El padre Yarvi le estrechó la mano y ella, más fuerte de lo que parecía, lo atrajo hacia sí.
—Debes comprender que no puedo prometer nada.
—Estoy menos interesado en las promesas de lo que lo estuve una vez. La forma de doblegar a una persona para que cumpla tu voluntad es ofrecerle lo que ella quiere, no obligarla a pronunciar un juramento. —Yarvi retorció la mano hasta liberarla—. En el Divino hará frío cuando avance el año. Yo me llevaría ropa de abrigo.
Mientras se alejaban en la oscuridad, el padre Yarvi puso una mano en el hombro de Brand.
—Lo has hecho bien.
—Apenas he dicho nada.
—No. Pero lo primero que aprende un orador sabio es a guardar silencio.
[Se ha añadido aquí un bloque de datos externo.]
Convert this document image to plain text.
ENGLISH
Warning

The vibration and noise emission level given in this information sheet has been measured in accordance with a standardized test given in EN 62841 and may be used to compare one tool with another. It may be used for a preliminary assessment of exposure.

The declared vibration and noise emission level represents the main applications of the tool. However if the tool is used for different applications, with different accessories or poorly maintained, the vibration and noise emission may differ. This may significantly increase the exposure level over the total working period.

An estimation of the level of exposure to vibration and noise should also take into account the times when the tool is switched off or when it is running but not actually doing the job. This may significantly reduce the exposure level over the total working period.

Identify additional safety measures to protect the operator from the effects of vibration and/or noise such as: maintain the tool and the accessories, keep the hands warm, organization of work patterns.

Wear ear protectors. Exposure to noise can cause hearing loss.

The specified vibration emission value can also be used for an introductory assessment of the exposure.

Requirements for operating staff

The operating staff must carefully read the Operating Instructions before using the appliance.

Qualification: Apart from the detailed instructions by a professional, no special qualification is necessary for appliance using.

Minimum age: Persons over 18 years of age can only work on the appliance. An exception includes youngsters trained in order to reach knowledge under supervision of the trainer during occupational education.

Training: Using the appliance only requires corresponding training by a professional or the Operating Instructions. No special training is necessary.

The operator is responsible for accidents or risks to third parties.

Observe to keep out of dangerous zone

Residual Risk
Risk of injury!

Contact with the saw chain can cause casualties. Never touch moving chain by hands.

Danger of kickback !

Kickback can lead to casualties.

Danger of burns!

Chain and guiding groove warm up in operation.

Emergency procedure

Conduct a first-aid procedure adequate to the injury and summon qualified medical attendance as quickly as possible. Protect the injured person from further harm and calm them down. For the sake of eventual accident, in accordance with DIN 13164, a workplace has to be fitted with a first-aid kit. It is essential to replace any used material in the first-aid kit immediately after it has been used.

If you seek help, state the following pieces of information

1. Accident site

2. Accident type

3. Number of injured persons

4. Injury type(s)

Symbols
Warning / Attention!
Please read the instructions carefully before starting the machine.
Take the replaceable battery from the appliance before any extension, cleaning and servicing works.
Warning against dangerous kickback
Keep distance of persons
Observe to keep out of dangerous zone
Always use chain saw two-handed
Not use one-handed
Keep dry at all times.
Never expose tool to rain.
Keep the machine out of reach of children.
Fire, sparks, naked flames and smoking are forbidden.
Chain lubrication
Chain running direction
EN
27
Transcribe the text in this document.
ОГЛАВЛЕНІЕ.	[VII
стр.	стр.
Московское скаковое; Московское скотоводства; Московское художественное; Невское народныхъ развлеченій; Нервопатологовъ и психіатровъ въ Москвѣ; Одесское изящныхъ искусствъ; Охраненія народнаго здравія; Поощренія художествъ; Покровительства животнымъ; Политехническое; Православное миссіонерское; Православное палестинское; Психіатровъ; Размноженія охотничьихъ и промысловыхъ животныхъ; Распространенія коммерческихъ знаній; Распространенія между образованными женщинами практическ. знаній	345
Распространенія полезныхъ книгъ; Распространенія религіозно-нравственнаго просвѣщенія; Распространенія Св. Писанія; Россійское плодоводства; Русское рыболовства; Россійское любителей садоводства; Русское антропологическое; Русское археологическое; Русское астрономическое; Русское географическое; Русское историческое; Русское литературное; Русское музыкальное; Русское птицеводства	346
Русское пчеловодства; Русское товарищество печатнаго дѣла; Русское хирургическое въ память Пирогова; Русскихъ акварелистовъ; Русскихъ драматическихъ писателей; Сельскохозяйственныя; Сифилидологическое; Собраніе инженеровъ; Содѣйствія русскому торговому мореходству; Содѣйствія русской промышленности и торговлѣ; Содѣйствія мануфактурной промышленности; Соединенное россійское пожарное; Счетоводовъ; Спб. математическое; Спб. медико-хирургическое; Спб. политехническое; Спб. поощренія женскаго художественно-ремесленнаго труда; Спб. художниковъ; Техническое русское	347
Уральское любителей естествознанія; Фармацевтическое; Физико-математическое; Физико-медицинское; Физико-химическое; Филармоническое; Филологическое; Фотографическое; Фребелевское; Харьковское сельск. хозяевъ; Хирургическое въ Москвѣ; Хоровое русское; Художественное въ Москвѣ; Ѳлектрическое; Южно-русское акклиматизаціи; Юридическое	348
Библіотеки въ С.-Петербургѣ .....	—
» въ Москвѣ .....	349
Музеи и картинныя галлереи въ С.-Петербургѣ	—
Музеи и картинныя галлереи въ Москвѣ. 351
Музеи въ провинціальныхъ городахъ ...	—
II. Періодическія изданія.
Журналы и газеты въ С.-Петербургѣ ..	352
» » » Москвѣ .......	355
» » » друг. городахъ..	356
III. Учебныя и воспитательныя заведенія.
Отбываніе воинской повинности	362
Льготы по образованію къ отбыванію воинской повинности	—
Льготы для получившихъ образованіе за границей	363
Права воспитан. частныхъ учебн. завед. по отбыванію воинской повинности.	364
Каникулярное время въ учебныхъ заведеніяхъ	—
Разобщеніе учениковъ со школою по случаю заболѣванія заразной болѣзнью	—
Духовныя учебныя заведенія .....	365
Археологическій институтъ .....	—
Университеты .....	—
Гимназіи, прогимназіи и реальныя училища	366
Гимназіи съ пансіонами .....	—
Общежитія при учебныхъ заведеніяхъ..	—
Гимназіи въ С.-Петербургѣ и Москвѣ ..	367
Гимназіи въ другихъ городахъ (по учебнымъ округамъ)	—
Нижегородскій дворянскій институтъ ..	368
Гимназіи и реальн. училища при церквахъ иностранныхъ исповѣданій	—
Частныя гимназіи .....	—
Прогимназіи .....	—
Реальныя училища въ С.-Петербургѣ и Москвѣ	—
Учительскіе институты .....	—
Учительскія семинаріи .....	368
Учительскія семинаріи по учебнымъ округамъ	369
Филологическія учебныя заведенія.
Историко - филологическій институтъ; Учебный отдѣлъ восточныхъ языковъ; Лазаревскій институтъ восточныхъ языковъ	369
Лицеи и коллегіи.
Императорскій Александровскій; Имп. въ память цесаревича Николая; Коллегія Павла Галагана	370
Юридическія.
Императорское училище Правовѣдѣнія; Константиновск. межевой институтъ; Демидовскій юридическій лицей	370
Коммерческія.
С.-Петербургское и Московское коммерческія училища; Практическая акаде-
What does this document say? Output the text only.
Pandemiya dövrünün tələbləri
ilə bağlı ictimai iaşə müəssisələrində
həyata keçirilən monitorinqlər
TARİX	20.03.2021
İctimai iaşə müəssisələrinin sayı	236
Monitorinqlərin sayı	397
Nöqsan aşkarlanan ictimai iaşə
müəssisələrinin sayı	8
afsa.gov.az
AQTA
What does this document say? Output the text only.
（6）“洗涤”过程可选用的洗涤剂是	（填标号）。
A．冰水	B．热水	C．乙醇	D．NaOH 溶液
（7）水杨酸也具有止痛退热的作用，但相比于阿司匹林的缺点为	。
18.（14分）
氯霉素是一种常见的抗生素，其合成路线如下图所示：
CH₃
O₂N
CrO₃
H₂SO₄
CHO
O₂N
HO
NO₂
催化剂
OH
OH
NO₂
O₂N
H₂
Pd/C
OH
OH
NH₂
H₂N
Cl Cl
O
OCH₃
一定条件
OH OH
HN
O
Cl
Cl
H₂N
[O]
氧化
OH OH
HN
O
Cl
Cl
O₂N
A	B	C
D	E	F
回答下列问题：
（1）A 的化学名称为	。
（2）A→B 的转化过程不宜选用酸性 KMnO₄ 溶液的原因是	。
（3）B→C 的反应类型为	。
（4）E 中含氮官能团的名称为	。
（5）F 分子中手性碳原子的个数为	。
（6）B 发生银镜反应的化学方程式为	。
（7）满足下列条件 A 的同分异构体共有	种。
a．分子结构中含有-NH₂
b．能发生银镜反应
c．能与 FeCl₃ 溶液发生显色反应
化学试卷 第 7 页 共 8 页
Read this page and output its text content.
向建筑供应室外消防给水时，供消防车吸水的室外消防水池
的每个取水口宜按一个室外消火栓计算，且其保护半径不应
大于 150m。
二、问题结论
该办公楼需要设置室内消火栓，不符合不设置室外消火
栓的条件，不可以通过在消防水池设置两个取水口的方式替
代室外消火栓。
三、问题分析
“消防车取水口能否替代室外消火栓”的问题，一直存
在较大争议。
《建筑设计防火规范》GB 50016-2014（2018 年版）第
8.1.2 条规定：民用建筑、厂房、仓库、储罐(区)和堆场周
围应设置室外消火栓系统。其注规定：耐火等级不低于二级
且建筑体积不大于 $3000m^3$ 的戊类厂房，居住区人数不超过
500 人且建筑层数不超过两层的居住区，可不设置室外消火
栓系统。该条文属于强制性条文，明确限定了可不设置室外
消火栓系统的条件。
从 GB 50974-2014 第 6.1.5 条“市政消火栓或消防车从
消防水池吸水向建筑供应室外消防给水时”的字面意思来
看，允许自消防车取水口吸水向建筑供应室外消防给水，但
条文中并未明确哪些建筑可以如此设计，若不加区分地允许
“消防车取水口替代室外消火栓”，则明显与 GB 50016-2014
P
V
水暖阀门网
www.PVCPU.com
Te sorprendería saber cuánta gente inteligente no llega a aprender esa lección en su vida.
Sumael los esperaba en la puerta.
—¿Has conseguido lo que querías?
Yarvi se detuvo frente a ella.
—Todo lo que quería y mucho más de lo que merecía. Pero ahora parece que debo dejarlo atrás.
—El destino puede ser cruel.
—A menudo lo es.
—Podrías quedarte.
—Podrías venirte.
—Pero al final todos debemos ser lo que somos. Yo soy consejera de una emperatriz.
—Yo soy clérigo de un rey. Los dos tenemos nuestras cargas.
Sumael sonrió.
—Y si te toca levantar una carga…
—Más te vale levantarla que echarte a llorar.
—Te echaré de menos, Yarvi.
—Será como si dejara atrás la mejor parte de mí.
Se miraron un momento más y entonces Sumael hizo una inspiración.
—Buena suerte en la travesía. —Y se marchó con paso firme y los hombros cuadrados.
El padre Yarvi descompuso el rostro y se apoyó contra la puerta como si temiera caer. Brand estuvo a punto de ofrecerle una mano, pero lo primero que aprende un orador sabio es a guardar silencio. El clérigo no tardó en recuperarse sin ayuda.
—Reúne a la tripulación, Brand —dijo—. Nos queda mucho camino por delante.